Furniture Style Guide

The Furniture Style Guide describes and dates nineteen popular furniture styles and their distinctive components.

Click on a style name for detailed information.

Jacobean (1600-1690)
An English style of furniture, which is medieval in appearance with straight lines, rigid designs, sturdy construction, ornate carvings and a dark finish. Much of the early American furniture was patterned after this style.

Early American (1640-1700)
Rudimentary utilitarian furniture made from local woods. It was brought from or modeled after European furniture styles, particularly from England, France, the Netherlands, Scandinavia and Spain.

William and Mary (1690-1725)
Named after William and Mary of England (1689-1694). It has Dutch and Chinese influences and is characterized by trumpet turned legs terminating in a ball or Spanish foot, padded or caned chair seats, and Oriental lacquer-work.

Queen Anne (1700-1755)
Named after Queen Anne of England who reigned from 1702-1714. The Queen Anne style is a refinement of the William and Mary style with a moderately proportioned, graceful appearance. It is characterized by cabriole legs terminating in a pad or drake foot, fiddle-back chair back, and bat wing shaped drawer pulls.

Colonial (1700-1780)
Combined the furniture style characteristics of William and Mary, Queen Anne, and Chippendale. Colonial furniture tended to be more conservative and less ornate than English and European furniture of the same style period.

Georgian (1714-1760)
Named after George I and George II who reigned England from 1714-1760. Georgian furniture is a more ornate version of Queen Anne. It is characterized by heavier proportions, elaborately carved cabriole legs terminating in a pad or ball-and-claw foot, ornate carvings, pierced back splats, and the use of gilding.

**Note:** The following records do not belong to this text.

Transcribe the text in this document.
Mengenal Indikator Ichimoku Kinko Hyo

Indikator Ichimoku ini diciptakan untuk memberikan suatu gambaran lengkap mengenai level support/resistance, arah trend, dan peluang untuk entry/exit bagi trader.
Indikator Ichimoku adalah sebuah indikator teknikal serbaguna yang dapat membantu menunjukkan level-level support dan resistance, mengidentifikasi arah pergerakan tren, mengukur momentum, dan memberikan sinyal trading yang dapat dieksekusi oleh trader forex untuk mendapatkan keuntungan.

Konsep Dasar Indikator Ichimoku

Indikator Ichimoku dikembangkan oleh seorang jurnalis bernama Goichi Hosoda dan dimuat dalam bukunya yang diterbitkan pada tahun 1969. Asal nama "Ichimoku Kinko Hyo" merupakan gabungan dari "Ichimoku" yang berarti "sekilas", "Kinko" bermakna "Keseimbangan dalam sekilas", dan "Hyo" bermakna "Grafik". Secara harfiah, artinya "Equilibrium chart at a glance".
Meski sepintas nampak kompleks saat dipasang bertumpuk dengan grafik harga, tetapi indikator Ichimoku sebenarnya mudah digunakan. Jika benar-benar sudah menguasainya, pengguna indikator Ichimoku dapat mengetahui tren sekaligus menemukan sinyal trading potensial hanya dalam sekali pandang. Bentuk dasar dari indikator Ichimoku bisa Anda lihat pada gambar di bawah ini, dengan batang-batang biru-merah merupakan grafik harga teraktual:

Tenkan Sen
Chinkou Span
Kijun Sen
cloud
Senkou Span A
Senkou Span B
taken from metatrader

Pennsylvania Dutch (1720-1830)
A simple, utilitarian American country style of furniture with Germanic influences. It is characterized by colorful folk painting on case pieces.

Chippendale (1750-1790)
Named after British designer and cabinet maker Thomas Chippendale, who published his furniture designs in “The Gentleman and Cabinet Maker’s Director” in 1754. The Chippendale style can be classified into three types: French influence, Chinese influence, and Gothic influence. In the United States, the Chippendale style was a more elaborate development of the Queen Anne style with cabriole legs, ball-and-claw foot, and broken pediment scroll top on tall case pieces.

Robert Adam (1760-1795)
Named for architect Robert Adam who studied ancient architecture in Italy. While in England, he designed furniture with classical details that would fit the character of his classically designed homes. The Adam style was limitedly reproduced by cabinetmakers in the United States. Adam interior millwork and woodwork was reproduced in South Carolina.

Hepplewhite (1765-1800)
Named after English designer and cabinetmaker George Hepplewhite whose designs in “The Cabinet Maker and Upholsterers Guide” were published posthumously in 1788. The Hepplewhite style is neoclassic and was reproduced in the United States particularly in the Carolinas, Maryland, New England, New York and Virginia. It is characterized by a delicate appearance, tapered legs and the use of contrasting veneers and inlay.

Federal (1780-1820)
Combined the neoclassic furniture style characteristics of Hepplewhite and Sheraton. It is characterized by graceful straight lines, light construction, tapered legs, and the use of inlay, and contrasting veneers.

Sheraton (1780-1820)
Named for English designer Thomas Sheraton who published his designs in “The Cabinet Makers and Upholsterers Drawing Book” in 1791. It is a neoclassical style characterized by delicate straight lines, light construction, contrasting veneers and neoclassical motifs and ornamentation. The Sheraton style was the most reproduced style in the United States during the Federal period.

Duncan Phyfe (1795-1848)
Named after American cabinetmaker Duncan Phyfe. The Duncan Phyfe style is considered by some art historians as more of an adaptation and refinement of Adam, Sheraton, Hepplewhite, and Empire than a style in itself. It is characterized by carved or reeded legs and neoclassic motifs.

American Empire (1800-1840)
Patterned after French Empire with classical influences. It is moderate in proportion with classical ornamentation, coarse carving, and a dark finish.

Shaker (1820-1860)
A simple and utilitarian style produced by the religious group, the United Society of Believers, in self-contained communities within the United States. It is characterized by straight tapered legs, woven square chair seats and mushroom shaped wooden knobs.

Victorian (1840-1910)
Named for Queen Victoria of England who reigned from 1837-1901. The Victorian style draws its influence from gothic forms with heavy proportions, dark finish, elaborate carving, and ornamentation. The Victorian period was the first furniture style of mass production.

Arts and Craft (1880-1910)
The Arts and Craft is characterized by simple utilitarian design and construction. Arts and Craft style furniture is also referred to as Mission.

Art Nouveau (1890-1910)
A naturalistic style characterized by intricately detailed patterns and curving lines.

Scandinavian Contemporary (1930-1950)
A simple utilitarian design style in natural wood popularized by Danish and Swedish designers.